While that door appeared to be open a year ago as Wall Street was enamored by the next-generation of Internet companies, that love affair has faded in recent months.
Nowhere has that sentiment shift been more clear than Groupon, which has suffered a number of pre- and post-IPO stumbles. Due to concerns about its business model and revenue metrics, the Chicago-based company’s IPO valuation of $12.7 billion was less than half as previously anticipated. Worse, its stock tumbled as low as $14.85 late last month -- significantly below its IPO price of $20 and marking an alarming development.
“You can’t go public when the No. 1 guy is trading below IPO price. You’re done,” said Tobias. “Their only choice is to sell the company.”

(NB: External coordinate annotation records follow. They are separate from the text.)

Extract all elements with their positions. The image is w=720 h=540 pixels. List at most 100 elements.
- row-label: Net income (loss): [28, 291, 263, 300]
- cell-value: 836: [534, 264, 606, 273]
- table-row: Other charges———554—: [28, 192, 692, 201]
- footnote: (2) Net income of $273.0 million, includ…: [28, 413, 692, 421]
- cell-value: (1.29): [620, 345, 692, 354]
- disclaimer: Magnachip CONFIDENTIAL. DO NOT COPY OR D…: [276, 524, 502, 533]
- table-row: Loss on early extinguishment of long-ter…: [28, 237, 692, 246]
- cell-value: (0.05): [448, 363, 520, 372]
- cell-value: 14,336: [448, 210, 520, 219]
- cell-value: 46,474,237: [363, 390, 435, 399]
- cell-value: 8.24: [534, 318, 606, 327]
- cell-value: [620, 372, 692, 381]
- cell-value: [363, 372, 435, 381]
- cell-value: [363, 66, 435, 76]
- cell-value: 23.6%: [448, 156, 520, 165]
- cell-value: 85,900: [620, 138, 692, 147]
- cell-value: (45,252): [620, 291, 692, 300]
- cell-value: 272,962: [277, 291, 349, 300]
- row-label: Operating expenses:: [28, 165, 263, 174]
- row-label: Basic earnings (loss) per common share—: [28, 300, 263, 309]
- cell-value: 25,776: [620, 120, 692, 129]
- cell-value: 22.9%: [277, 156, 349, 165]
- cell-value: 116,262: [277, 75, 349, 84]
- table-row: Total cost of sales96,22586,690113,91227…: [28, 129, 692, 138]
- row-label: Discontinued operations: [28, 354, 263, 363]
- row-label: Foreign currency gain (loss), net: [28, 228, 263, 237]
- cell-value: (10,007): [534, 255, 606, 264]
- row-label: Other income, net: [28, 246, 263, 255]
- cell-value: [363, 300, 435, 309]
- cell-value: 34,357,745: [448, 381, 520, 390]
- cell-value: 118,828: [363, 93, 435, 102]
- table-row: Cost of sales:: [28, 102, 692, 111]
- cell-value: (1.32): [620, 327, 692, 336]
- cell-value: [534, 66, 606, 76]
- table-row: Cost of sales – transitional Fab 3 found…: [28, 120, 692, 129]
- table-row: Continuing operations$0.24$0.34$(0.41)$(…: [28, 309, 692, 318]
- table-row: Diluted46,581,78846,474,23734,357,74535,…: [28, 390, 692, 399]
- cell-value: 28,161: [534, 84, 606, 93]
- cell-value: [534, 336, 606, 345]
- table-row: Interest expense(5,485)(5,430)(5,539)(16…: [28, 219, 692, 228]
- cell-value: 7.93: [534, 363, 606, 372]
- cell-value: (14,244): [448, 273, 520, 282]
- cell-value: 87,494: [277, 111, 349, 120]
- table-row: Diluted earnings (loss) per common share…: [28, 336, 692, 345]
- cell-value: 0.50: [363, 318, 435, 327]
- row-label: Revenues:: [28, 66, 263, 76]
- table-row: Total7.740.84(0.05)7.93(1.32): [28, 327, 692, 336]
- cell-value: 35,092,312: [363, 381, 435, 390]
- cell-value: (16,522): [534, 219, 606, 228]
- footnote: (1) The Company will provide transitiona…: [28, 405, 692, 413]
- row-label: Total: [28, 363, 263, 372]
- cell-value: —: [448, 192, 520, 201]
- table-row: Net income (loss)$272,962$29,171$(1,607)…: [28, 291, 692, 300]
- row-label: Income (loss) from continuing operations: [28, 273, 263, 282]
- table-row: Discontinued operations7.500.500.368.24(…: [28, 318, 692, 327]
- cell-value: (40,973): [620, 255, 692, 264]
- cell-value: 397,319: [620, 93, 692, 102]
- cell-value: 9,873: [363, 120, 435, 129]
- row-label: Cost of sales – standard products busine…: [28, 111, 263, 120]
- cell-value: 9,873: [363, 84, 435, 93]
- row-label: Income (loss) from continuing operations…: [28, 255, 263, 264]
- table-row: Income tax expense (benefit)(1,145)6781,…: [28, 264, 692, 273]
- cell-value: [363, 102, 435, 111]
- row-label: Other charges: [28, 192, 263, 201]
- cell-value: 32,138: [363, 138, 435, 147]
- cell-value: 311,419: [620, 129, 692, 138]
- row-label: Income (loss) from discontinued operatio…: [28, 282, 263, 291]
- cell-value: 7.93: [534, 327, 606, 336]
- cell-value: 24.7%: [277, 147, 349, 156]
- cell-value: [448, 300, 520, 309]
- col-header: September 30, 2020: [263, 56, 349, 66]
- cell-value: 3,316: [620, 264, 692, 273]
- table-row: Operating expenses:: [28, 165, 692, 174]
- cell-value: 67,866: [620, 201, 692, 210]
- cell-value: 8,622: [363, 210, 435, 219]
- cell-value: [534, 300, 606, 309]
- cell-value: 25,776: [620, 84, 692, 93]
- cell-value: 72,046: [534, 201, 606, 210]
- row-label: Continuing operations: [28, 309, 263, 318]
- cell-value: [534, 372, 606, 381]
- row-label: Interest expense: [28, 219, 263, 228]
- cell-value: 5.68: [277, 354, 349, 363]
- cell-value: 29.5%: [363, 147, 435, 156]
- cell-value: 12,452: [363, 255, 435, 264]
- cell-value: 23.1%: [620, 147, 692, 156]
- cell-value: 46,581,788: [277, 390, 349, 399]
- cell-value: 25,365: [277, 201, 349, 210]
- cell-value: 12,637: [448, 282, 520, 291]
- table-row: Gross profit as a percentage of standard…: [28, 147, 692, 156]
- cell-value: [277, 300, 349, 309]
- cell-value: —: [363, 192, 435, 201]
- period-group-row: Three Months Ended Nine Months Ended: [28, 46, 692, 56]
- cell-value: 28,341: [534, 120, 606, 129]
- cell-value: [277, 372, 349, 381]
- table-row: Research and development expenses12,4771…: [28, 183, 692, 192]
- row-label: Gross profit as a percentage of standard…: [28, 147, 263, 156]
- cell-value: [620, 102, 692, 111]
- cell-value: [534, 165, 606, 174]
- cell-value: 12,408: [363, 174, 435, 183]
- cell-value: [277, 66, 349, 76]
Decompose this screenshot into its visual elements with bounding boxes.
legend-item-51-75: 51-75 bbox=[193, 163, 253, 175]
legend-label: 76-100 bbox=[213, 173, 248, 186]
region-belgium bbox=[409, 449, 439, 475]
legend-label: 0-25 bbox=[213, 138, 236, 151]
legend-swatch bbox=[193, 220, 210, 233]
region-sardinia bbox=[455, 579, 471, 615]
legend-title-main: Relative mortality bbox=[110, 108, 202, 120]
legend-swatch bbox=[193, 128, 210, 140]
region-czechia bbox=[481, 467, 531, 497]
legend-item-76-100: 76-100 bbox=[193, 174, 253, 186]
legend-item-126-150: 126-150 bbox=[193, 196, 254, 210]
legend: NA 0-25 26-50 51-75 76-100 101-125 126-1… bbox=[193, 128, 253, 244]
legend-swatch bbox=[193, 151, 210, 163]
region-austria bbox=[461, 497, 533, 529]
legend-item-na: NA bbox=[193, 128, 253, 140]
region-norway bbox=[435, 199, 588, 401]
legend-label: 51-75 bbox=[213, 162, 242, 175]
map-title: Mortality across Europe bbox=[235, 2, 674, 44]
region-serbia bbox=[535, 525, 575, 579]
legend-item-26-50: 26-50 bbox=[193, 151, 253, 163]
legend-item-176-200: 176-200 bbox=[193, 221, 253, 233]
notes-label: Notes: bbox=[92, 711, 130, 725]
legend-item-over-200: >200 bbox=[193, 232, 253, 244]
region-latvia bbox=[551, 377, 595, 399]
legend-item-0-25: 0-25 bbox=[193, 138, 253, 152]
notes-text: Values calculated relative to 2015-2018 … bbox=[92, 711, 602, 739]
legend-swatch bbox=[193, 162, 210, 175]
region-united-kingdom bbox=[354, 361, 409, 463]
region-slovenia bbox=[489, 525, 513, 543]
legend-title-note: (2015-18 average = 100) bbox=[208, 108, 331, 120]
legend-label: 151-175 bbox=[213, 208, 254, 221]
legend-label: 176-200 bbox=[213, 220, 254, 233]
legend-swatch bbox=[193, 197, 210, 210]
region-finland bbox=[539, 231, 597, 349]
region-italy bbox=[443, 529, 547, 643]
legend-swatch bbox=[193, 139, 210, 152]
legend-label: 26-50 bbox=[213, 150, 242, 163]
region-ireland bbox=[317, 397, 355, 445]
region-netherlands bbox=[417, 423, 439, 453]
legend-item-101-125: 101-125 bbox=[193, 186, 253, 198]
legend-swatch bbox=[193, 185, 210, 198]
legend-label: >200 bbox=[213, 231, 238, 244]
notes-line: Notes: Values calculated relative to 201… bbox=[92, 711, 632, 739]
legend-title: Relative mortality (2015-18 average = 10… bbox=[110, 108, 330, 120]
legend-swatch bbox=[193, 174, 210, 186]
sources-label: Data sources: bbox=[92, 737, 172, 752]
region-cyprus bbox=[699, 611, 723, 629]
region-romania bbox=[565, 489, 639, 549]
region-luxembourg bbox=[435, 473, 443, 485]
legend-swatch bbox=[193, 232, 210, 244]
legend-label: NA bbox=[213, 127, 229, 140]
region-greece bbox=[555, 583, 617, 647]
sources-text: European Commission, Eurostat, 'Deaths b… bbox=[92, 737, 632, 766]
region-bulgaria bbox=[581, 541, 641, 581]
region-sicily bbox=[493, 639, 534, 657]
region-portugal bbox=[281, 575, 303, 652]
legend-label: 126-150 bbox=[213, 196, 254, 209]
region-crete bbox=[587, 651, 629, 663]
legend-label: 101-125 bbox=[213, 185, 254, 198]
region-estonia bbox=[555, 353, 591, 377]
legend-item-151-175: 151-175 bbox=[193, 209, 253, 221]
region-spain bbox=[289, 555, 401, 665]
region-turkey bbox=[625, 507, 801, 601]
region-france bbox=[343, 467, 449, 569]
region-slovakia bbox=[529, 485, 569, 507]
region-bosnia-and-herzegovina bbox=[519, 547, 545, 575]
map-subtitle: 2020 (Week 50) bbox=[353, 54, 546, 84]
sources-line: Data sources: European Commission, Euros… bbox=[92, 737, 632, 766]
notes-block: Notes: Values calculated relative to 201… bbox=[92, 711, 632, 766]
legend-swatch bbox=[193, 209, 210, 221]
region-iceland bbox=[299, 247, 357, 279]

This atmosphere could lead LivingSocial, which operates in 21 countries, to open itself up to a sale. This week LivingSocial disclosed a $400 million fundraising that reportedly valued the company at $6 billion, compared with Groupon’s current $13.5 billion market valuation.
The Groupon experience “has made going public less attractive and being acquired relatively more attractive,” Rob Enderle, principal analyst at the Enderle Group, wrote in an e-mail.
Other companies that could look to acquire LivingSocial and its 40 million subscribers include Microsoft (MSFT), eBay (EBAY) and Google, which launched its own service, Google Offers, earlier this year. Enderle also pointed to Chinese Internet companies Alibaba and Baidu.com (BIDU) as well as whichever company acquires Yahoo! (YHOO).
Several big technology companies have tons of cash on hand -- Microsoft had $57.4 billion in cash and short-term investments at the end of September -- and believe buying back stock has fallen out of favor.
“Many companies are both relatively inexpensive and are limited by scale suggesting acquisitions can prove the greatest and most assured return on investment across the available choices,” said Enderle.